La sensibilité médiatique d’une telle attaque serait immédiate, et ses répercussions seraient – dans l’heure qui suit - tout aussi immédiatement nationales si ce n’est internationales. Pour cela point besoin de frapper au centre de Paris. Une école isolée de province pourrait suffire et ce n’est pas ce qui manque. Dans une autre configuration d’action terroriste, sans que le principe ne diffère pour autant, l’attaque de Radouane LAKDIM (23 mars 2018) a bien montré qu’une petite ville provinciale de moins de 6000 habitants pouvait très bien faire l’objet d’une tuerie à fort retentissement.
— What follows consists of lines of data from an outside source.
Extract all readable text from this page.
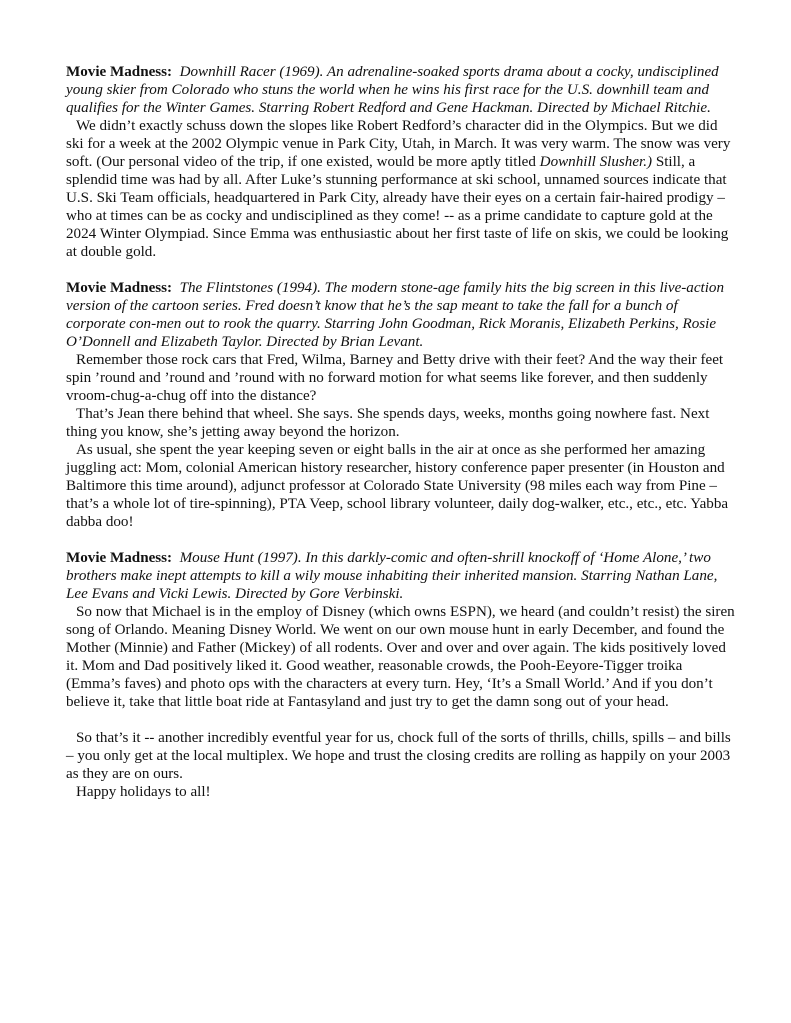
Movie Madness: Downhill Racer (1969). An adrenaline-soaked sports drama about a cocky, undisciplined young skier from Colorado who stuns the world when he wins his first race for the U.S. downhill team and qualifies for the Winter Games. Starring Robert Redford and Gene Hackman. Directed by Michael Ritchie.

We didn’t exactly schuss down the slopes like Robert Redford’s character did in the Olympics. But we did ski for a week at the 2002 Olympic venue in Park City, Utah, in March. It was very warm. The snow was very soft. (Our personal video of the trip, if one existed, would be more aptly titled Downhill Slusher.) Still, a splendid time was had by all. After Luke’s stunning performance at ski school, unnamed sources indicate that U.S. Ski Team officials, headquartered in Park City, already have their eyes on a certain fair-haired prodigy – who at times can be as cocky and undisciplined as they come! -- as a prime candidate to capture gold at the 2024 Winter Olympiad. Since Emma was enthusiastic about her first taste of life on skis, we could be looking at double gold.

Movie Madness: The Flintstones (1994). The modern stone-age family hits the big screen in this live-action version of the cartoon series. Fred doesn’t know that he’s the sap meant to take the fall for a bunch of corporate con-men out to rook the quarry. Starring John Goodman, Rick Moranis, Elizabeth Perkins, Rosie O’Donnell and Elizabeth Taylor. Directed by Brian Levant.

Remember those rock cars that Fred, Wilma, Barney and Betty drive with their feet? And the way their feet spin ’round and ’round and ’round with no forward motion for what seems like forever, and then suddenly vroom-chug-a-chug off into the distance?

That’s Jean there behind that wheel. She says. She spends days, weeks, months going nowhere fast. Next thing you know, she’s jetting away beyond the horizon.

As usual, she spent the year keeping seven or eight balls in the air at once as she performed her amazing juggling act: Mom, colonial American history researcher, history conference paper presenter (in Houston and Baltimore this time around), adjunct professor at Colorado State University (98 miles each way from Pine – that’s a whole lot of tire-spinning), PTA Veep, school library volunteer, daily dog-walker, etc., etc., etc. Yabba dabba doo!

Movie Madness: Mouse Hunt (1997). In this darkly-comic and often-shrill knockoff of ‘Home Alone,’ two brothers make inept attempts to kill a wily mouse inhabiting their inherited mansion. Starring Nathan Lane, Lee Evans and Vicki Lewis. Directed by Gore Verbinski.

So now that Michael is in the employ of Disney (which owns ESPN), we heard (and couldn’t resist) the siren song of Orlando. Meaning Disney World. We went on our own mouse hunt in early December, and found the Mother (Minnie) and Father (Mickey) of all rodents. Over and over and over again. The kids positively loved it. Mom and Dad positively liked it. Good weather, reasonable crowds, the Pooh-Eeyore-Tigger troika (Emma’s faves) and photo ops with the characters at every turn. Hey, ‘It’s a Small World.’ And if you don’t believe it, take that little boat ride at Fantasyland and just try to get the damn song out of your head.

So that’s it -- another incredibly eventful year for us, chock full of the sorts of thrills, chills, spills – and bills – you only get at the local multiplex. We hope and trust the closing credits are rolling as happily on your 2003 as they are on ours.

Happy holidays to all!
L’autre dimension symbolique à ne pas négliger non plus, est qu’un établissement scolaire public reste, par essence, la représentation même de l’idée laïque haïe par les islamistes. Comment oublier qu’au lendemain des attentats de Paris de novembre 2015, l’État islamique avait incité les élèves musulmans à déserter les écoles françaises comme il avait aussi appelé à tuer les professeurs « mécréants » enseignant la Laïcité ? (2)
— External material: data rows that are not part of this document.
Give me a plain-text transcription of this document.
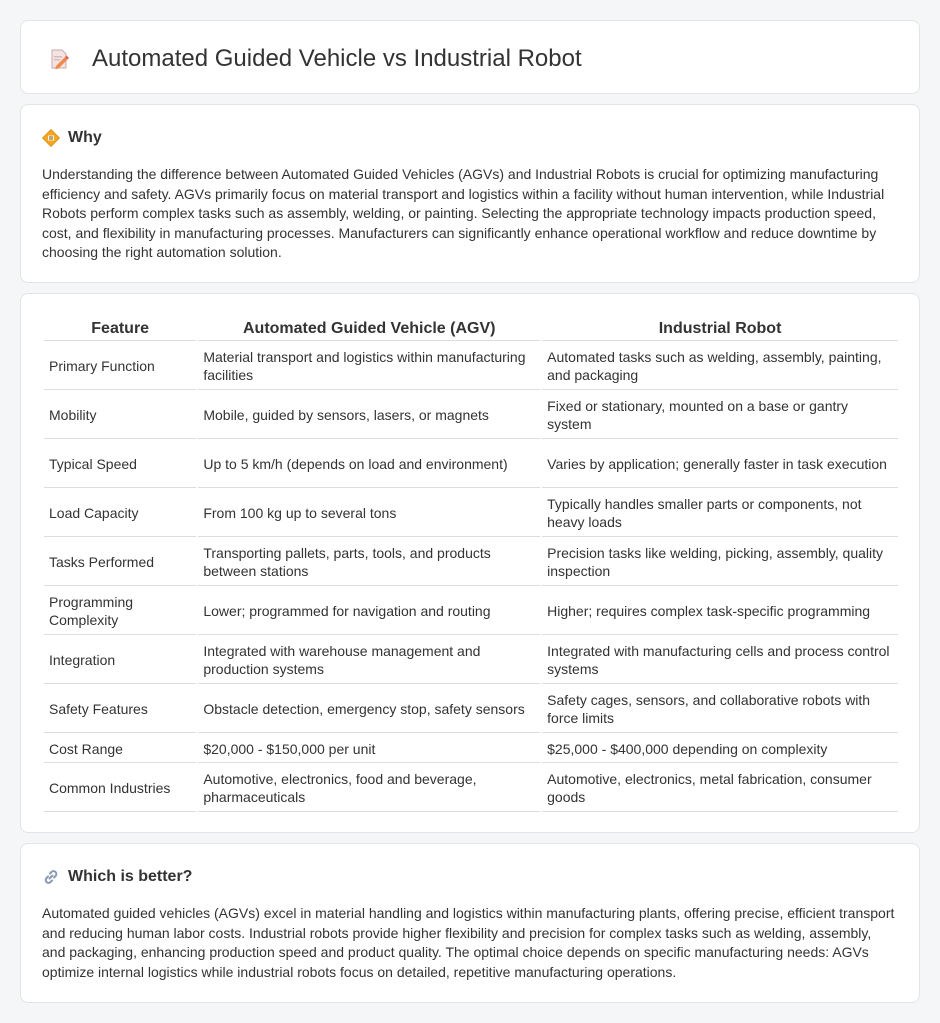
Automated Guided Vehicle vs Industrial Robot
Why

Understanding the difference between Automated Guided Vehicles (AGVs) and Industrial Robots is crucial for optimizing manufacturing efficiency and safety. AGVs primarily focus on material transport and logistics within a facility without human intervention, while Industrial Robots perform complex tasks such as assembly, welding, or painting. Selecting the appropriate technology impacts production speed, cost, and flexibility in manufacturing processes. Manufacturers can significantly enhance operational workflow and reduce downtime by choosing the right automation solution.

Feature	Automated Guided Vehicle (AGV)	Industrial Robot
Primary Function	Material transport and logistics within manufacturing facilities	Automated tasks such as welding, assembly, painting, and packaging
Mobility	Mobile, guided by sensors, lasers, or magnets	Fixed or stationary, mounted on a base or gantry system
Typical Speed	Up to 5 km/h (depends on load and environment)	Varies by application; generally faster in task execution
Load Capacity	From 100 kg up to several tons	Typically handles smaller parts or components, not heavy loads
Tasks Performed	Transporting pallets, parts, tools, and products between stations	Precision tasks like welding, picking, assembly, quality inspection
Programming Complexity	Lower; programmed for navigation and routing	Higher; requires complex task-specific programming
Integration	Integrated with warehouse management and production systems	Integrated with manufacturing cells and process control systems
Safety Features	Obstacle detection, emergency stop, safety sensors	Safety cages, sensors, and collaborative robots with force limits
Cost Range	$20,000 - $150,000 per unit	$25,000 - $400,000 depending on complexity
Common Industries	Automotive, electronics, food and beverage, pharmaceuticals	Automotive, electronics, metal fabrication, consumer goods
Which is better?

Automated guided vehicles (AGVs) excel in material handling and logistics within manufacturing plants, offering precise, efficient transport and reducing human labor costs. Industrial robots provide higher flexibility and precision for complex tasks such as welding, assembly, and packaging, enhancing production speed and product quality. The optimal choice depends on specific manufacturing needs: AGVs optimize internal logistics while industrial robots focus on detailed, repetitive manufacturing operations.
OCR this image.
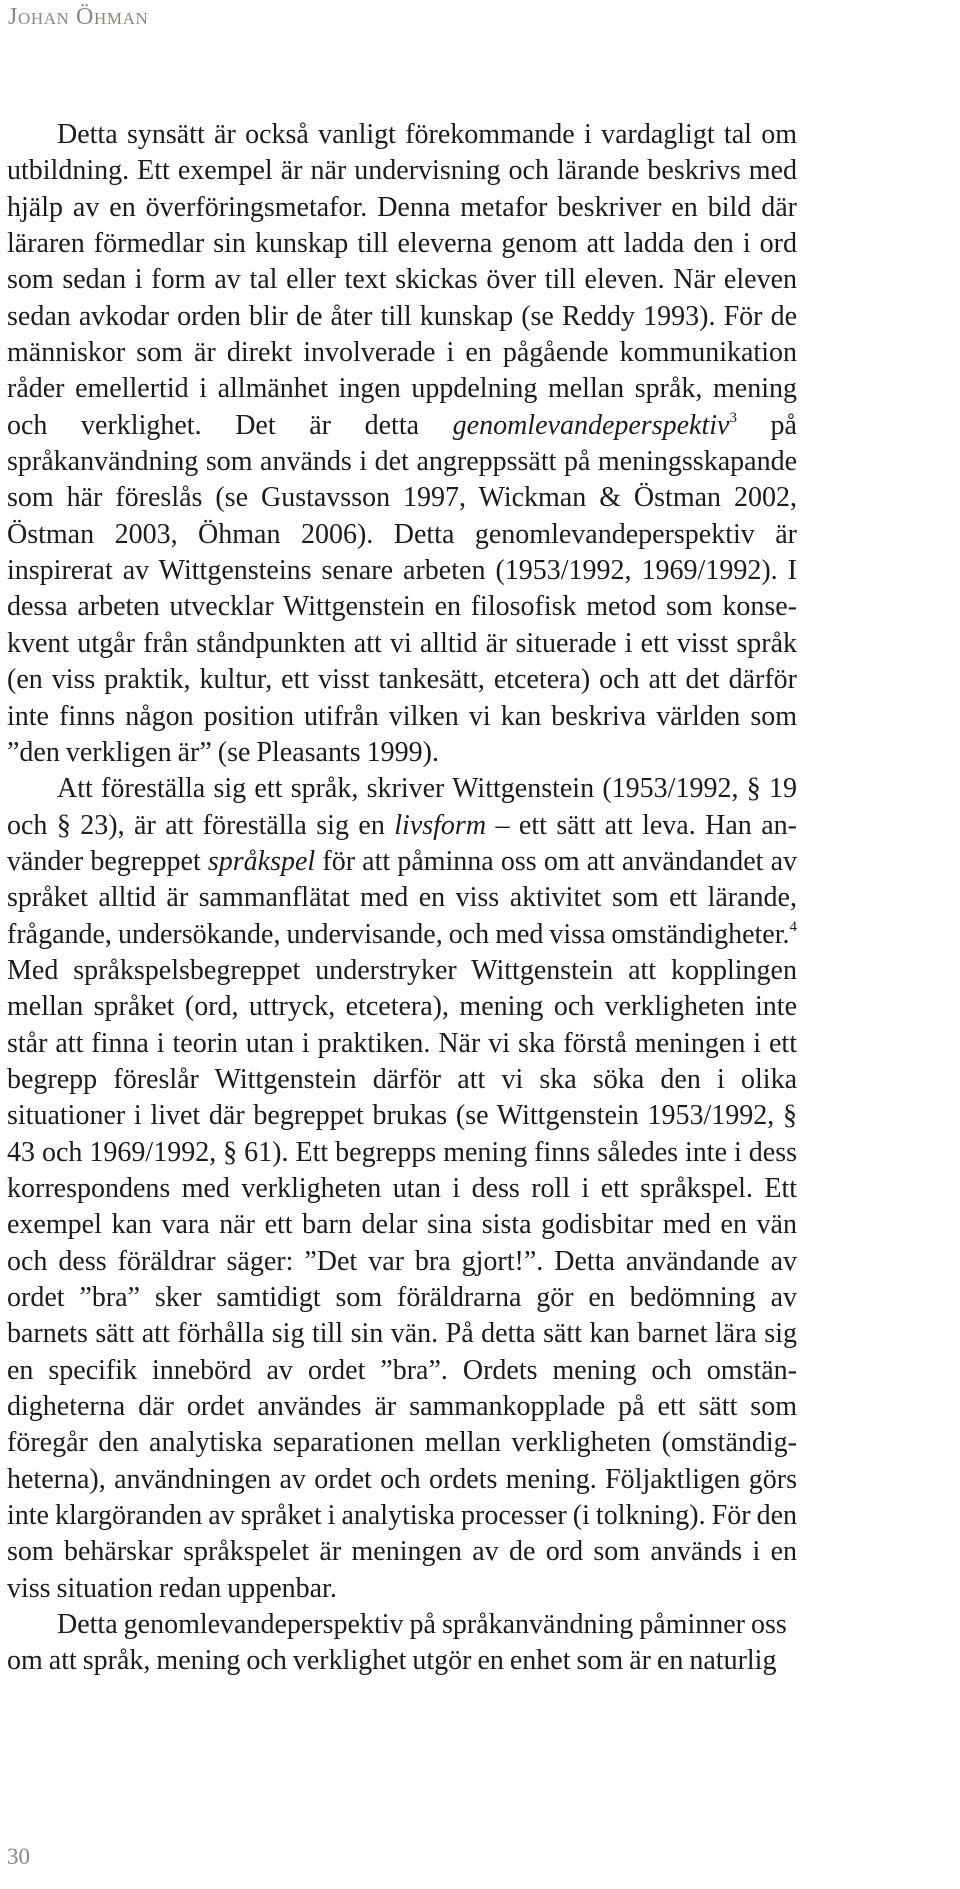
Johan Öhman

Detta synsätt är också vanligt förekommande i vardagligt tal om utbildning. Ett exempel är när undervisning och lärande beskrivs med hjälp av en överföringsmetafor. Denna metafor beskriver en bild där läraren förmedlar sin kunskap till eleverna genom att ladda den i ord som sedan i form av tal eller text skickas över till eleven. När eleven sedan avkodar orden blir de åter till kunskap (se Reddy 1993). För de människor som är direkt involverade i en pågående kommunikation råder emellertid i allmänhet ingen uppdelning mellan språk, mening och verklighet. Det är detta genomlevandeperspektiv$^3$ på språkanvändning som används i det angreppssätt på meningsskapande som här föreslås (se Gustavsson 1997, Wickman & Östman 2002, Östman 2003, Öhman 2006). Detta genomlevandeperspektiv är inspirerat av Wittgensteins senare arbeten (1953/1992, 1969/1992). I dessa arbeten utvecklar Wittgenstein en filosofisk metod som konsekvent utgår från ståndpunkten att vi alltid är situerade i ett visst språk (en viss praktik, kultur, ett visst tankesätt, etcetera) och att det därför inte finns någon position utifrån vilken vi kan beskriva världen som ”den verkligen är” (se Pleasants 1999).

Att föreställa sig ett språk, skriver Wittgenstein (1953/1992, § 19 och § 23), är att föreställa sig en livsform – ett sätt att leva. Han använder begreppet språkspel för att påminna oss om att användandet av språket alltid är sammanflätat med en viss aktivitet som ett lärande, frågande, undersökande, undervisande, och med vissa omständigheter.$^4$ Med språkspelsbegreppet understryker Wittgenstein att kopplingen mellan språket (ord, uttryck, etcetera), mening och verkligheten inte står att finna i teorin utan i praktiken. När vi ska förstå meningen i ett begrepp föreslår Wittgenstein därför att vi ska söka den i olika situationer i livet där begreppet brukas (se Wittgenstein 1953/1992, § 43 och 1969/1992, § 61). Ett begrepps mening finns således inte i dess korrespondens med verkligheten utan i dess roll i ett språkspel. Ett exempel kan vara när ett barn delar sina sista godisbitar med en vän och dess föräldrar säger: ”Det var bra gjort!”. Detta användande av ordet ”bra” sker samtidigt som föräldrarna gör en bedömning av barnets sätt att förhålla sig till sin vän. På detta sätt kan barnet lära sig en specifik innebörd av ordet ”bra”. Ordets mening och omständigheterna där ordet användes är sammankopplade på ett sätt som föregår den analytiska separationen mellan verkligheten (omständigheterna), användningen av ordet och ordets mening. Följaktligen görs inte klargöranden av språket i analytiska processer (i tolkning). För den som behärskar språkspelet är meningen av de ord som används i en viss situation redan uppenbar.

Detta genomlevandeperspektiv på språkanvändning påminner oss om att språk, mening och verklighet utgör en enhet som är en naturlig

30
Les vulnérabilités de la communauté éducative

À ces constats objectifs il faut en ajouter un autre tout aussi fondamental qui - dans l’état actuel de la situation - ne pourrait qu’amplifier une éventuelle tuerie de masse dans un établissement scolaire. Car s’il est une institution qui se devrait d’être la matrice de l’Esprit de défense, c’est bien l’École qui paradoxalement à elle-même si bien abandonné son devoir de défense. De nos jours, tout est à construire en termes de culture de défense dans les établissements scolaires, et s’il fallait souligner l’impréparation – pour ne pas dire l’inconséquence si ce n’est l’inconscience - des communautés scolaires et éducatives face à la menace des tueries de masse, les exemples ne manqueraient malheureusement pas.

Il suffit pour cela d’observer l’absence de rigueur, de discipline, voire de sérieux, avec lequel les élèves, de manière générale, se prêtent aux exercices de sécurité. Combien d’entre eux savent se déplacer en silence, rapidement et en ordre dans les couloirs ? Combien savent faciliter l’appel de leurs professeurs sur leurs lieux de regroupement sans se mélanger avec d’autres élèves d’autres classes ? Combien savent réellement qui sont les personnes référentes en cas de crise ? Combien ont vraiment appris les gestes de premiers secours et savent où se situent la mallette d’urgence ou les défibrillateurs ? Combien ont tout simplement reçu une culture de défense ?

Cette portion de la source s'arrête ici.